Drauf sagt kurz der König: »Ich kann euch nicht trauen,
Ich will die Gewähr meiner Wiederkunft spüren;
Ich mag mich beinahe als Mumie beschauen,
Drum wetzt eure Messer und laßt euch nicht rühren.«
    Drauf murmeln die Männer der Mystik zusammen,
Und endlich spricht einer: »Dein Blut darf nicht fließen,
Sonst kannst du dich selber zum Nichtsein verdammen,
Es muß dirs Osiris einst wieder eingießen.«
    »So sammelt, was abfließt, in Schläuchen aus Därmen,
Und legt es mir bei, in der Höhlung des Bauches;
So wird es mich einst, bei der Wiederkunft, wärmen,
Doch folgt sonst in allem den Formen des Brauches!«
    Kaum hat das Chuenaten ekstatisch gesprochen,
So sind alle Priester zum Schlachten entschlossen:
Man bindet ihn fest, dann wird rasch zugestochen
Und nichts von dem Blute Chuenatens vergossen.

»Ra! Ra!« rast Chuenaten, »du schmerzwahres Alles,
Du wahrst dir den Sieg, o du Macht des Erkennens,
Was macht dir der Schlag meines eigenen Falles,
Du bist ja die Schlange des Weltallerbrennens!
Ra! Ra! laß den Mastdarm Chuenatens anpacken,
Es wallt rastlos Glast durch die Adern erstarrter,
Fast harter Glutmuskeln! Und Brandzangen zwacken
Wahrhaftig ins Schmerzfleisch: ach, raste Ra-Marter!
Was soll diese Ruhe, ihr grausamen Henker,
Ihr wollt meine Wunden mit Balsam bestäuben?
Ach, gebt mir den Garaus; doch laßt einen Denker,
Der sehend verscheidet, nicht sündhaft betäuben!
Ich fühl deine Wege, du rastlose Schlange!
Du selbst überwundne, unendlich verbundne,
Unfühlbare, sichtbare Zeugin vom Drange
Der Erde zur Sonne! Du furchtbar empfundne
Erstickerin, Würgerin üppiger Triebe:
Du kalte Vernunft und du mitleidlos Leiden,
Du Irrweg im Krampfhirn, du Schmerzsterngestiebe,
Du siegende Schlange, ach, laß mich verscheiden!
Ich spür mich zurück bis zur Wurzel vom Bösen,
Denn weibliches Leiden erschleicht mein Geweide:
Du Dreckweg zum Menschen, in Urschwulstgekrösen
Erweist du dich immer und steigst von der Scheide
Empor, bis zum menschlich veränderten Herzen;
Du würgtest die Urwelt bis hin zu gelangen,
Die Erbtriebe suchst du mit Schmerz auszumerzen
Und kannst durch den Hirnbrei im Weltall frei hangen.
Du suchst dich verschlungen im Bauch zu verstecken,
Das ist deine List, mannhaft furchtbare Schlange!
Entweicht dir das Erdweib, so kannst du dich recken,
Denn Frauen empfangen vom Ra-Drange, bange,
Den Schleimwurf mit übelgeträchtigtem Samen.
Entwischt dir die Beute, so wirst du gleich steifer
Und zischst geil, bis Scham, Graun im Weibsbild erlahmen,
Und spritzt du dich aus, speist du giftigen Geifer.
Ra! Ra! Fatum, furchtbares Flammenentstammen:
Ich selbst bin das Feuer! Man packt mein Gedärme.

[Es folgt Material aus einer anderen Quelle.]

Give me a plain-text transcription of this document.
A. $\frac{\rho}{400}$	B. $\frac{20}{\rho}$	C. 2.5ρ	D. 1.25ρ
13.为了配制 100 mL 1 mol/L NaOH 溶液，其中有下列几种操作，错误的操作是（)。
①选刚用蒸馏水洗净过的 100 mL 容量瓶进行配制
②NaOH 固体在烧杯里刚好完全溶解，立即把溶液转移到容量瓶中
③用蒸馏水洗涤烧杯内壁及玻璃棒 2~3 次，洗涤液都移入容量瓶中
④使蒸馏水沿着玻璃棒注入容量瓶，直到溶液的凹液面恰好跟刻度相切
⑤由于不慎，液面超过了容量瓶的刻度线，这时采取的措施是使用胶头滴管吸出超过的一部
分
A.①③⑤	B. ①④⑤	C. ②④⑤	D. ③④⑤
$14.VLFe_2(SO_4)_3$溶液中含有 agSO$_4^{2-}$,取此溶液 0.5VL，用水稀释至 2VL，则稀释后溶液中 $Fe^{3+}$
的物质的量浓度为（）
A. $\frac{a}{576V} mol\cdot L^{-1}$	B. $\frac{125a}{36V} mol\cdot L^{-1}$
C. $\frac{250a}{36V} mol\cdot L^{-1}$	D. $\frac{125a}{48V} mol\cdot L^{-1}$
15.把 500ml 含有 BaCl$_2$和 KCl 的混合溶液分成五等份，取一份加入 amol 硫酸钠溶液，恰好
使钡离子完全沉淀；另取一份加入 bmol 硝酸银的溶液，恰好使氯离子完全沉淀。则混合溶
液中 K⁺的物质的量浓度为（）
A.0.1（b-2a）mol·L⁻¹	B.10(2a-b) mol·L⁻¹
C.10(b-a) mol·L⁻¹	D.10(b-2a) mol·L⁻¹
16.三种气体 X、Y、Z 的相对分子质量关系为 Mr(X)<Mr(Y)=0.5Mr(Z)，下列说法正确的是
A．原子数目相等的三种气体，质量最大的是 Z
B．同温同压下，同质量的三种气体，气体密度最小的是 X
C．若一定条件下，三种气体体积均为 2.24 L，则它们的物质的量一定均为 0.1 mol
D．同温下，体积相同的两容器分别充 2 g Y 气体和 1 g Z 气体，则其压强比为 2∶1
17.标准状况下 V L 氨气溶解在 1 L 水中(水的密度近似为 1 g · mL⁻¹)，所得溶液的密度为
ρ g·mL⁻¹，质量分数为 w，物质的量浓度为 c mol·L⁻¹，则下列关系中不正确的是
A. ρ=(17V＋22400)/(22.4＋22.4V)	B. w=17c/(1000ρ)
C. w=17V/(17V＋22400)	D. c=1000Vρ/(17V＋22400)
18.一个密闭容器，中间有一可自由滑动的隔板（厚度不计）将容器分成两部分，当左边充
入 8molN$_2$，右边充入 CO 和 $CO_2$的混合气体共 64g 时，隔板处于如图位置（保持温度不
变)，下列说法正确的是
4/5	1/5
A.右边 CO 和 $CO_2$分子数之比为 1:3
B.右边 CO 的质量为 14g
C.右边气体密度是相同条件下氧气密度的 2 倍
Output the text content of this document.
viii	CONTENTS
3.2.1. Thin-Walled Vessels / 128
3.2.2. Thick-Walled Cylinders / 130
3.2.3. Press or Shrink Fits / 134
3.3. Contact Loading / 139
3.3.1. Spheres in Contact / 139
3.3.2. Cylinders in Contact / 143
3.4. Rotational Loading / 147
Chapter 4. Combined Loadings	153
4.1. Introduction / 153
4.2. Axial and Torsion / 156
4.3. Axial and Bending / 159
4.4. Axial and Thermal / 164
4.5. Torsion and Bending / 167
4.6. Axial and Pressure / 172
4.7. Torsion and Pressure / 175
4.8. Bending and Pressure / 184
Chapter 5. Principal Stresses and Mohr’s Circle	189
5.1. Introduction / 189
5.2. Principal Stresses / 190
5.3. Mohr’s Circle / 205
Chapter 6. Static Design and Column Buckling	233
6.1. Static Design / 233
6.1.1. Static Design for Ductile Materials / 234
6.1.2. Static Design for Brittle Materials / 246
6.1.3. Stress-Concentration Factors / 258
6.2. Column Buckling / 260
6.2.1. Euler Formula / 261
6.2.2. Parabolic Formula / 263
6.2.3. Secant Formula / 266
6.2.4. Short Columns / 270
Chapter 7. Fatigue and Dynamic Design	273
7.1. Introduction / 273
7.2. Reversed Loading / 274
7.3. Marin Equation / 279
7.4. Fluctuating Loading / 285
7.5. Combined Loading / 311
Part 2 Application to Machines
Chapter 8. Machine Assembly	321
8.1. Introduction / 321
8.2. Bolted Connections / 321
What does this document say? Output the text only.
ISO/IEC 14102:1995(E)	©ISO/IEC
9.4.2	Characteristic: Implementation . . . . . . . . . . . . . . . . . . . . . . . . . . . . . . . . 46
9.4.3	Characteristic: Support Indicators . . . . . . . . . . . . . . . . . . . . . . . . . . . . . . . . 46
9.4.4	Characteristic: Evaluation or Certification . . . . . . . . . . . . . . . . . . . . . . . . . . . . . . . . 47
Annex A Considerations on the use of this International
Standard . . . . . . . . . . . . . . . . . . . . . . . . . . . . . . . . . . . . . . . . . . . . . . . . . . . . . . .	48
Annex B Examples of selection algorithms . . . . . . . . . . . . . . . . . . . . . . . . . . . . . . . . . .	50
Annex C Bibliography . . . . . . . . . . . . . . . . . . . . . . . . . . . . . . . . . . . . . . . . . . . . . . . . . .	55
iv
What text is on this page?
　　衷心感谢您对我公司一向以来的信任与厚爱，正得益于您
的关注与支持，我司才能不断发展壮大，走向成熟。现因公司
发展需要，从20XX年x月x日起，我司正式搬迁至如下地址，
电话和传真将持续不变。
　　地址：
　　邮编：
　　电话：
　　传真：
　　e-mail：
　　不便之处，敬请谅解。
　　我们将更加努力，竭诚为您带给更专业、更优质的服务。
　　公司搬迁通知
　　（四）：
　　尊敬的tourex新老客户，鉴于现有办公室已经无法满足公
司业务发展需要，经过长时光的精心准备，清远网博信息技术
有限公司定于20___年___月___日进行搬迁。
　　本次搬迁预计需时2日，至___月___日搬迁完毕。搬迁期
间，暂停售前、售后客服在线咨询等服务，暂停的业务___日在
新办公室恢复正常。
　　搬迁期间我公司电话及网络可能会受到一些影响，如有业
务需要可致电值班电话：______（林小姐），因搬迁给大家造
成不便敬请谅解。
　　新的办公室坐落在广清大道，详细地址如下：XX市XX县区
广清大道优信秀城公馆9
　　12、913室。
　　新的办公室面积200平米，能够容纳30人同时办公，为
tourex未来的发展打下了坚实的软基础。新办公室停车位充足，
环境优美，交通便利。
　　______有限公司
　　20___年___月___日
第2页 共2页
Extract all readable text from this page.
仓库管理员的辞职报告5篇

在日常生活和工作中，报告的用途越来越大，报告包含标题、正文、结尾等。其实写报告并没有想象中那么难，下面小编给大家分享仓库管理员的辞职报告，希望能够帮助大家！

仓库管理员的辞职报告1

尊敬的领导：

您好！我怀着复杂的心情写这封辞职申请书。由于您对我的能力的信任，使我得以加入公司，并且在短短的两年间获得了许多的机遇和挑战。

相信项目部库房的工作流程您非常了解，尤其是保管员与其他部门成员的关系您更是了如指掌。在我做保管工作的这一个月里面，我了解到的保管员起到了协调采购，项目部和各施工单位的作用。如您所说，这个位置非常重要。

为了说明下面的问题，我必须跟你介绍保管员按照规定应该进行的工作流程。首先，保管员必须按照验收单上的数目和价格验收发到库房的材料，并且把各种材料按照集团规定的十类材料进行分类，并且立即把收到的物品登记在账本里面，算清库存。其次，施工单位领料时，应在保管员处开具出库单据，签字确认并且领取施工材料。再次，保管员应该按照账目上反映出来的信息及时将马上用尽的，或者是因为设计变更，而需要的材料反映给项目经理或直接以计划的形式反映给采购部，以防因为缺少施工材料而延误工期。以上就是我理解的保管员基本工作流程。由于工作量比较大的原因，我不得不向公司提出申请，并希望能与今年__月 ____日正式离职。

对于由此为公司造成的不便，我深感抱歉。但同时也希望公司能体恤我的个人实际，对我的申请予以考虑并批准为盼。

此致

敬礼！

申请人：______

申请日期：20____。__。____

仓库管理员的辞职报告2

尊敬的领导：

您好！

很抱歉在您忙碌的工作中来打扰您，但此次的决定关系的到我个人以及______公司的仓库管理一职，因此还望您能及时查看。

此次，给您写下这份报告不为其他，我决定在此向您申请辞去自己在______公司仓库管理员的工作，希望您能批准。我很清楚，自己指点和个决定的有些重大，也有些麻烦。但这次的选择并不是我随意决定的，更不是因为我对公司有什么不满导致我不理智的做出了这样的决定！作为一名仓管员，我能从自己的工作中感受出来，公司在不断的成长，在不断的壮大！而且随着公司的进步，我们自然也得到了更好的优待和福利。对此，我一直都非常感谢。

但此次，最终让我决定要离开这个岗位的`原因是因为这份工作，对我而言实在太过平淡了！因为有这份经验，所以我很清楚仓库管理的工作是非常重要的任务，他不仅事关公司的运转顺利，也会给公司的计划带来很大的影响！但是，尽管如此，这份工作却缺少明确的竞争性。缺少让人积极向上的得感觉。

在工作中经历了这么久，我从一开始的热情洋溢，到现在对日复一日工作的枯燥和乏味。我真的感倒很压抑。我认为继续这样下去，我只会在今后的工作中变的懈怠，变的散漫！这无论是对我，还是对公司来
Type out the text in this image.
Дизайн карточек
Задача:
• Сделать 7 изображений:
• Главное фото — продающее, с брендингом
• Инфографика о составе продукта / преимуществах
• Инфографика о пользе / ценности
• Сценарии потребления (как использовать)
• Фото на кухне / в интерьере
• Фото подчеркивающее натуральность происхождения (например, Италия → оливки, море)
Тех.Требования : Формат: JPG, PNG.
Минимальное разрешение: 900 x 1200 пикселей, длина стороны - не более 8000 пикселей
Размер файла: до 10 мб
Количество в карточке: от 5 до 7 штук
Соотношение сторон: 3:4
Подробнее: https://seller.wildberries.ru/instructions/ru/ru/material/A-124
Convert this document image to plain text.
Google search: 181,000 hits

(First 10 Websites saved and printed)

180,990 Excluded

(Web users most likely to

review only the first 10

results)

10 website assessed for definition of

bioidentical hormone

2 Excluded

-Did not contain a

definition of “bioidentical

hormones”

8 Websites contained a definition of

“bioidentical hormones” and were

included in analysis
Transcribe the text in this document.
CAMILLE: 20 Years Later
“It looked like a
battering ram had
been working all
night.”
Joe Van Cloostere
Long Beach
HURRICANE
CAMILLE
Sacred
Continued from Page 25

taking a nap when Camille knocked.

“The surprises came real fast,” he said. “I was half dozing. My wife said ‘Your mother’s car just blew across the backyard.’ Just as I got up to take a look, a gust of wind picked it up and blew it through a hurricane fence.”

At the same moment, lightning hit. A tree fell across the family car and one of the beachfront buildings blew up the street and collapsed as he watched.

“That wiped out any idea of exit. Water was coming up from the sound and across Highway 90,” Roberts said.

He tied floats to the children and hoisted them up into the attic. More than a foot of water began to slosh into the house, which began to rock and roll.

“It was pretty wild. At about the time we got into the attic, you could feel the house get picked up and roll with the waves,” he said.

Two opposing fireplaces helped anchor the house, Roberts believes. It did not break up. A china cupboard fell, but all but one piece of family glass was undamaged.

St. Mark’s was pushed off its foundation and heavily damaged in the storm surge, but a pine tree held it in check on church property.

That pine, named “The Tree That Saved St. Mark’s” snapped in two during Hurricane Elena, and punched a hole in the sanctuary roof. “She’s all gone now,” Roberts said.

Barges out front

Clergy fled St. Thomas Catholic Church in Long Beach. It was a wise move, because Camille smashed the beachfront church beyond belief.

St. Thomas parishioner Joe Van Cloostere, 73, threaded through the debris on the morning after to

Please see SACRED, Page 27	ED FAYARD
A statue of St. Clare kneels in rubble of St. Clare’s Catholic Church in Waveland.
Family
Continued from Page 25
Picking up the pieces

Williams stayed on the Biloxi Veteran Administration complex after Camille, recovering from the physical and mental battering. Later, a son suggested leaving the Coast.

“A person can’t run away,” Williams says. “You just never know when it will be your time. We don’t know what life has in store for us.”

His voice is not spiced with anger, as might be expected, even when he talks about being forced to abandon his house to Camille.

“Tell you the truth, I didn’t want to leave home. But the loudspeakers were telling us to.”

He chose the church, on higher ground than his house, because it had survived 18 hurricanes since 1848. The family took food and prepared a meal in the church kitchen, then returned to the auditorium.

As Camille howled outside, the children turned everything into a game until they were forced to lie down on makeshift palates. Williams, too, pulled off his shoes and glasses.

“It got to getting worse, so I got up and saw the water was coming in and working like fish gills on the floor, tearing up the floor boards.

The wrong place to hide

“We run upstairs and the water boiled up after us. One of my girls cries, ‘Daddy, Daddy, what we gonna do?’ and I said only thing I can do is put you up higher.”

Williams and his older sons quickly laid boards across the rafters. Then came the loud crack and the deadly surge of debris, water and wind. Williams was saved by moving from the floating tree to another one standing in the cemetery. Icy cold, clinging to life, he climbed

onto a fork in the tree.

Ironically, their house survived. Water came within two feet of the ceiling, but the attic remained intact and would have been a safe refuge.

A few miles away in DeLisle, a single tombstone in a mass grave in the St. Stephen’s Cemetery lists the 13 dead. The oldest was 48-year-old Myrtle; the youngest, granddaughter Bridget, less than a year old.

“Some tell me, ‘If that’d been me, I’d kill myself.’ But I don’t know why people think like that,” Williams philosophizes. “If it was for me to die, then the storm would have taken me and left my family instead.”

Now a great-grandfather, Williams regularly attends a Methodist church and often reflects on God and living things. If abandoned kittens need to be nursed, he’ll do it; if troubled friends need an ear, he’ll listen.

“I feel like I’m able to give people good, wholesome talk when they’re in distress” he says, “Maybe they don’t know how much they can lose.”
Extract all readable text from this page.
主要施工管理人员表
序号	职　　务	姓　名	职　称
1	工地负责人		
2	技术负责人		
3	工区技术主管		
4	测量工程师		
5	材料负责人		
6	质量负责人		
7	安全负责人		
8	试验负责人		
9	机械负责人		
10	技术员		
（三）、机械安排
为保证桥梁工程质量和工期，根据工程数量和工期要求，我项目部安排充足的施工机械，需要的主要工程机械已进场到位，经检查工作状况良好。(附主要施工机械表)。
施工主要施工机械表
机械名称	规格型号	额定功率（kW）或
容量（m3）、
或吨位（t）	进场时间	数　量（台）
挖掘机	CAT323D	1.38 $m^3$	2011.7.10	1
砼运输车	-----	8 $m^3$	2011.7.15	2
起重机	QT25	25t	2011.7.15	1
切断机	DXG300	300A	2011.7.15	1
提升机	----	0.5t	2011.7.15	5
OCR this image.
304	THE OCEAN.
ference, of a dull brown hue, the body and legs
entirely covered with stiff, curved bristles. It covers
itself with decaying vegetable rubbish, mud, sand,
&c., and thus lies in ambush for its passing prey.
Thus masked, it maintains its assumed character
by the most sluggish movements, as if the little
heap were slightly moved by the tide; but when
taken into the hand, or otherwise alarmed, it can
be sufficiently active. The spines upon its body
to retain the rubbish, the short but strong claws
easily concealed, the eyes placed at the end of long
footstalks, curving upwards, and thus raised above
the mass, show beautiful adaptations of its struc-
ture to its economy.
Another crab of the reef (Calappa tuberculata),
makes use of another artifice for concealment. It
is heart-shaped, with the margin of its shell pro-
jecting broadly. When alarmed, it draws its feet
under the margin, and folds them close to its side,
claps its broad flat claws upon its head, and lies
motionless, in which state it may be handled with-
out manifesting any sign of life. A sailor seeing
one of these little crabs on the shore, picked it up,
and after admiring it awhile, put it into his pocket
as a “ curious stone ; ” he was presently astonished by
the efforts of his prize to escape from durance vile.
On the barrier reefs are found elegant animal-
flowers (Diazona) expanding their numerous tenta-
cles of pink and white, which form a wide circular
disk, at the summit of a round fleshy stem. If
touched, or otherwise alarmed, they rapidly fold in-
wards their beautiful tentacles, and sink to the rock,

Ach, Schmerzbrände züngeln aus zuckenden Schrammen
Und setzen sich fest: ja, entsetzliche Schwärme
Von Brandfaltern flattern aus brennenden Resten
Des Leibes empor und verpesten die Länder!
Ach, Papis und ich, alle beide entpreßten,
Bei widrigen Festen, als Schwärmer und Schänder
Der Erde den Sommergott, trächtig an Schrecken
Und Freund der Kastraten und rastloser Laster!
Ra! Ra! du kannst rasende Schmerzen erwecken!
Du siegst, Hascher, Häscher! Noch wächst das Geknaster
Verpraßter Brandgarben. Jetzt wackelt das Pflaster.
Dort qualmen die Fackeln. Hier schwirren die Kerzen.